The Dictator's Moustaches
- First edition
- Author: Anna Russo
- Original title: Il baffo del dittatore
- Language: Italian
- Genre: Philosophical novel
- Publisher: Mursia
- Publication date: 2009
- Publication place: Italy
- Media type: Print
- Pages: 99 pages
- ISBN: 978-88-425-4460-9

= The Dictator's Moustaches =

Book by Anna Russo

The Dictator's Moustaches (Il baffo del dittatore) is a novel by writer Anna Russo. Published in 2009, the book looks at World War II from the viewpoint of a dog.

==Plot==
Taking place in World War II, People are starving, cold and frightened, no longer capable of feeling love.
An abandoned newborn is saved by a heroic little white dog.
The dog adopts the baby, calls him Arf and raises Arf among her four-legged friends.
The baby is half-dog, half-human and grows up to be strong, happy and above all to be unknowing of all the cruelty in the world.
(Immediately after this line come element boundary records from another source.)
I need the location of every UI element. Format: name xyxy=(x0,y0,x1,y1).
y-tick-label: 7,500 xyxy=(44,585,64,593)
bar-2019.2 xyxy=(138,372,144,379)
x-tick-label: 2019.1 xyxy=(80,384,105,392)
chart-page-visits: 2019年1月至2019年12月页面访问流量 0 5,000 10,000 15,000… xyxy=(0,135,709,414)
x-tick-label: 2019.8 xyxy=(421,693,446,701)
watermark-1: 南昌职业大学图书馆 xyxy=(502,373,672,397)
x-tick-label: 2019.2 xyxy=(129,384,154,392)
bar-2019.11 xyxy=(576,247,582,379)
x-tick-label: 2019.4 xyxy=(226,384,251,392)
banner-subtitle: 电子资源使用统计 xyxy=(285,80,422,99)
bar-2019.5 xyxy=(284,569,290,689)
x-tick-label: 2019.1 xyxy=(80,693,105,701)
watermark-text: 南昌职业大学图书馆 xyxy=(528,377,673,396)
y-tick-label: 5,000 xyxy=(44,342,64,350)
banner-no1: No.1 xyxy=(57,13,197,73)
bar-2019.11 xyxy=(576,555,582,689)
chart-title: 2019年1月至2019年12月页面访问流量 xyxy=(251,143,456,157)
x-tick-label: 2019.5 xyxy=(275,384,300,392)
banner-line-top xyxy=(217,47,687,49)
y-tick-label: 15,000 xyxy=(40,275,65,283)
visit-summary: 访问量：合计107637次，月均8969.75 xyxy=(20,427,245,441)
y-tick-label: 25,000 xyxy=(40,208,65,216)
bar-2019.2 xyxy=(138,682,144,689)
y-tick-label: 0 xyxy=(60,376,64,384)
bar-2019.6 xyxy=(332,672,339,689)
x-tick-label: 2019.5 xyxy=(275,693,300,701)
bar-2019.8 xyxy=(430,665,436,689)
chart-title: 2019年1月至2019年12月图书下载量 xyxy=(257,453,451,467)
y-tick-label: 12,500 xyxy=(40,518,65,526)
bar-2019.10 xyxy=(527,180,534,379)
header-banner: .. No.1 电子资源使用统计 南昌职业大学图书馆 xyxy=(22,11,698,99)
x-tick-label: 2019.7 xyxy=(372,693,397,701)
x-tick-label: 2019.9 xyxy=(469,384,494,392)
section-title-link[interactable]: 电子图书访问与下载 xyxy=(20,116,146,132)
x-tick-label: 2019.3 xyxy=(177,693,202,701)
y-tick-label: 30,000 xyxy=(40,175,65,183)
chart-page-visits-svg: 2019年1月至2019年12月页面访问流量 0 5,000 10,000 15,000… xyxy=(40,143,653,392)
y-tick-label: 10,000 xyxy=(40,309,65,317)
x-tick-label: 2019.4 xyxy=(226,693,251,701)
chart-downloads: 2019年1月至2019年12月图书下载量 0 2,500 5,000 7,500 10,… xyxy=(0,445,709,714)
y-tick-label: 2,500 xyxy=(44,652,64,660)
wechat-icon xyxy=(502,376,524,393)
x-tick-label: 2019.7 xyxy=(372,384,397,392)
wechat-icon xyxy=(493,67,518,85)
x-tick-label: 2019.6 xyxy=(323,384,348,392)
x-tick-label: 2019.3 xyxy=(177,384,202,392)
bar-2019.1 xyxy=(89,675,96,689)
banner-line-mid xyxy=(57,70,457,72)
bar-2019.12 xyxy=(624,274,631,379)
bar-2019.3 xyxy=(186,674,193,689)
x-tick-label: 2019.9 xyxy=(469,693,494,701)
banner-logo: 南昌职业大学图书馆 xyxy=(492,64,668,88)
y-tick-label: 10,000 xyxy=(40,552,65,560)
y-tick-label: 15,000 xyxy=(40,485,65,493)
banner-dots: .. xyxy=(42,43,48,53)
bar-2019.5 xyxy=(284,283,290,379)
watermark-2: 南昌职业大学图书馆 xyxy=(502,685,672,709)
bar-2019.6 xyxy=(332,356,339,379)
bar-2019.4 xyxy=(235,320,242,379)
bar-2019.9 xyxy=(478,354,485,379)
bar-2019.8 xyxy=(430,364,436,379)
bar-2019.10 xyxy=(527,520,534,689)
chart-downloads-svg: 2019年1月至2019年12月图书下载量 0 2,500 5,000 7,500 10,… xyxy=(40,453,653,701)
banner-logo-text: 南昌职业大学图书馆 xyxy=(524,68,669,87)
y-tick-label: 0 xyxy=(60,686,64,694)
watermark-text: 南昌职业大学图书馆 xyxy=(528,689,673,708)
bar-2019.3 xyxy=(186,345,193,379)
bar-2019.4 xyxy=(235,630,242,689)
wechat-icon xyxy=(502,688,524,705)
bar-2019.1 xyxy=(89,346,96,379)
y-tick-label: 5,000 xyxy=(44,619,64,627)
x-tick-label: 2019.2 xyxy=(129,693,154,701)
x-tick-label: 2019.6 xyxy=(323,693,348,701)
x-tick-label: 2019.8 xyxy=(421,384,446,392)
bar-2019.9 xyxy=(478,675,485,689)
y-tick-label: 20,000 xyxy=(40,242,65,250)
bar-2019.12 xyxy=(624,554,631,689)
One day, the boy is discovered, arrested and taken to a prison camp. The camp is turned upside down by Arf's innocence, the innocence of someone who has never had anything at all.
He confuses the prison guards and upsets all the rules.
When one day, by chance, the Führer shows up in person in the camp, it seems that Arf can even change the course of the war.